New Tweet-Screening Method Tracks Flu More Accurately

Tracking the flu with Twitter is no longer a new concept, but Johns Hopkins researchers recently developed a new tweet-screening method that allows for more accurate, real-time data on flu cases.

Previously, tracking the flu via Twitter was challenged by the struggle to identify which tweets were from those who actually had the virus — not just those who were talking about the flu in general.  When trying to track cases, those who were simply mentioning the illness on social media (but not sick) could skew results.  For example, when basketball star Kobe Bryant exhibited flu-like symptoms during a game, Twitter flu mentions spiked as fans discussed the symptoms during and post-game.

“We wanted to separate hype about the flu from messages from people who truly become ill,” said Mark Dredze, an assistant research professor in the Department of Computer Science who uses tweets to monitor public health trends.  To do this, the Johns Hopkins team developed “sophisticated statistical methods based on human language processing technologies.” For example, the system can tell the difference between “I have the flu” and “I’m worried about getting the flu.”

Using Twitter to Track the Flu - Johns Hopkins researchThese methods filter out the “online chatter” that is not directly linked to actual flu infections.  Analyzing 5,000 publicly available tweets per minute, the results (available in real-time) align closely with government disease data that takes much longer to compile.  For example, the U.S. Centers for Disease Control and Prevention, working from flu-related symptoms recorded during hospital visits, usually takes two weeks to publish data on the flu’s prevalence.  When compared with the CDC’s data from November and December 2012, the Johns Hopkins results “demonstrated a substantial improvement in tracking with CDC figures as compared to previous Twitter-based tracking methods.”

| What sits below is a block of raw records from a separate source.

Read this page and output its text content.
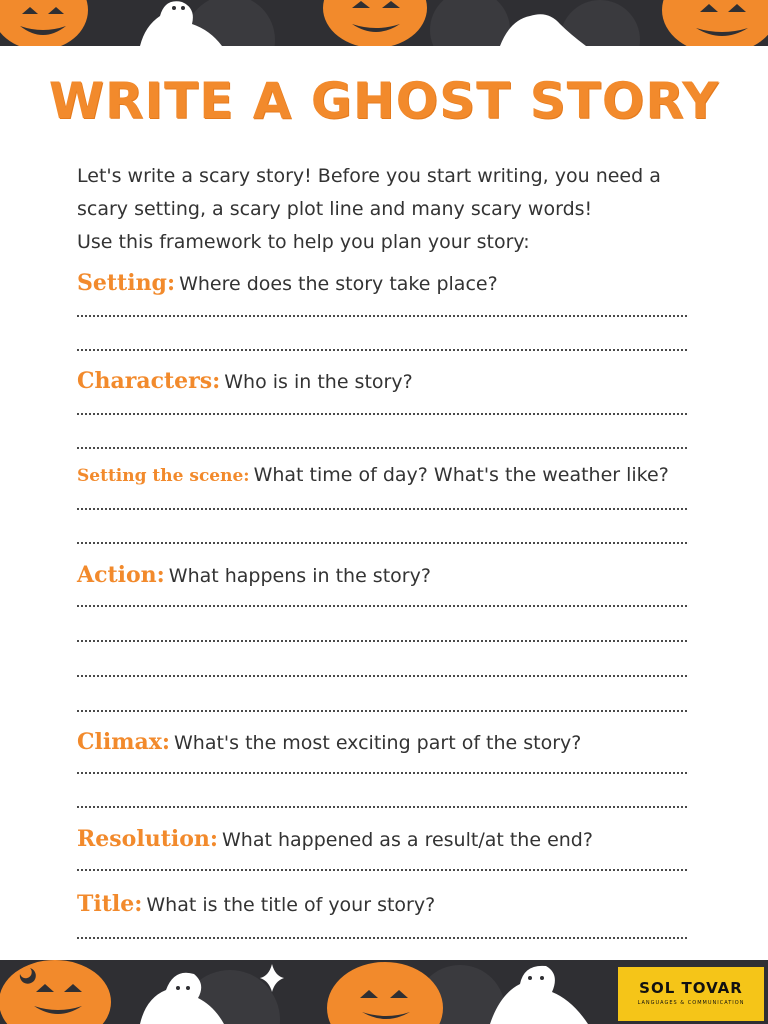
WRITE A GHOST STORY
Let's write a scary story! Before you start writing, you need a
scary setting, a scary plot line and many scary words!
Use this framework to help you plan your story:
Setting: Where does the story take place?
Characters: Who is in the story?
Setting the scene: What time of day? What's the weather like?
Action: What happens in the story?
Climax: What's the most exciting part of the story?
Resolution: What happened as a result/at the end?
Title: What is the title of your story?
SOL TOVAR
LANGUAGES & COMMUNICATION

The data has also produced maps that show the difference between last year’s mild flu season and this year’s more severe outbreak.

This type of data – and its availability in real-time – will aid health officials in determining both the scope and severity of an epidemic.  And the technology can go beyond tracking the flu; Dredze adds, “Our hope is that the new technology can be used track other diseases as well.”  So far, the system has only been used to track tweets in the US.